Reactions to the ruling on the ACA were varied among the public, however, the healthcare field had already started to prepare itself as much as possible, regardless of the outcome. “The reaction in the healthcare field generally is ‘Ok, full speed ahead now’ because even before the ruling, although there was some uncertainty as to what would happen and exactly how the law would be implemented, people did not have the luxury of waiting,” says Lowell Brown, Partner, Health Care Practice Group, Arent Fox LLP, Attorneys at Law.

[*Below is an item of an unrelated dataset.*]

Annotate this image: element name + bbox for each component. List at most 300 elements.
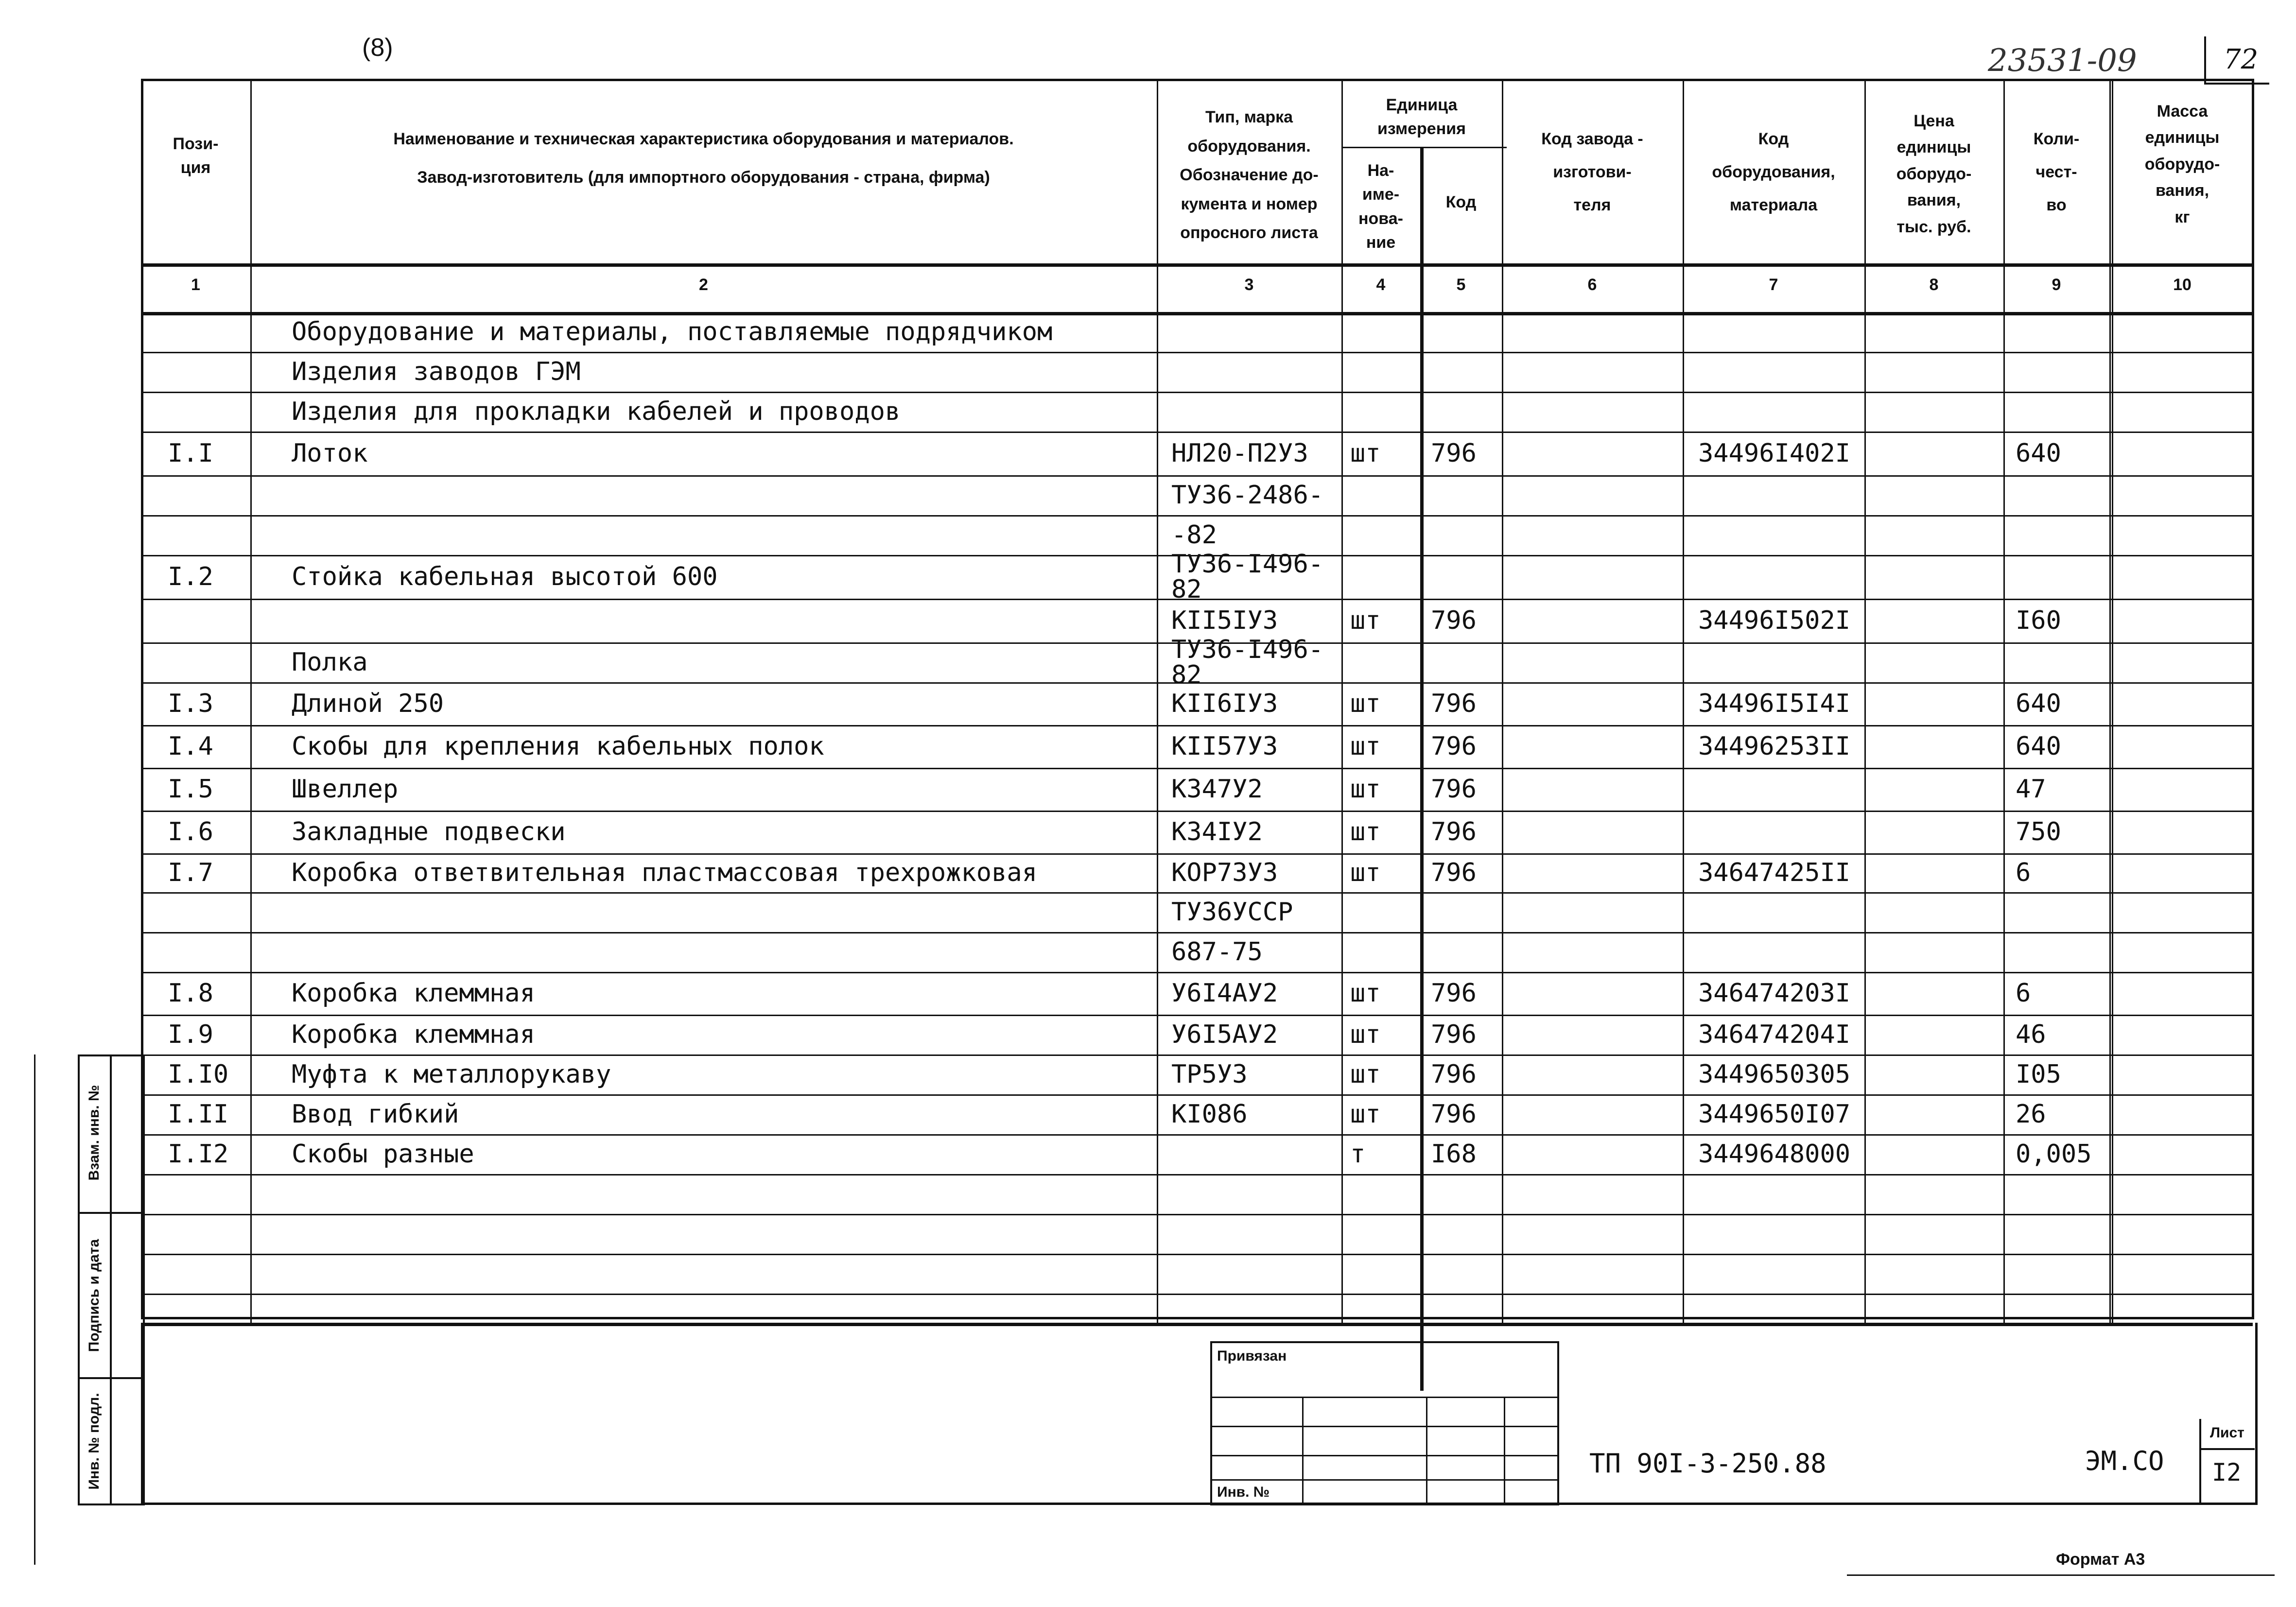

The various industries of the healthcare field have been at hard at work behind the scenes and making the best of what they have in a depressed economy but the Supreme Court’s decision means there is still a considerable quantity of work to be done as well as a large amount of “legal-ese” to sift through and apply, especially for healthcare facilities.
“The long-term impact is that we are all going to have to be ready for a lengthy haul of adaptation and implementation. It’s going to be another eight to ten years for this law to be put into action. The law requires the Secretary of Health and Human Services to issue 62 new implementing regulations between 2010 and 2014. That’s an unprecedented amount of regulatory activity in a short amount of time. So short term and long term, everybody is going to be watching those regulations as they’re issued. They will come out in stages as proposed regulations,” says Brown.
There is no doubt, as Brown points out, that assorted stakeholders who will affected by this ruling will be vying to have their voices heard and to exert their influence before the final regulations are issued. There are going to be flaws that must be ironed out or possibly left by the wayside but the end result is that hospitals must put the ruling into action and prepare for a new horizon.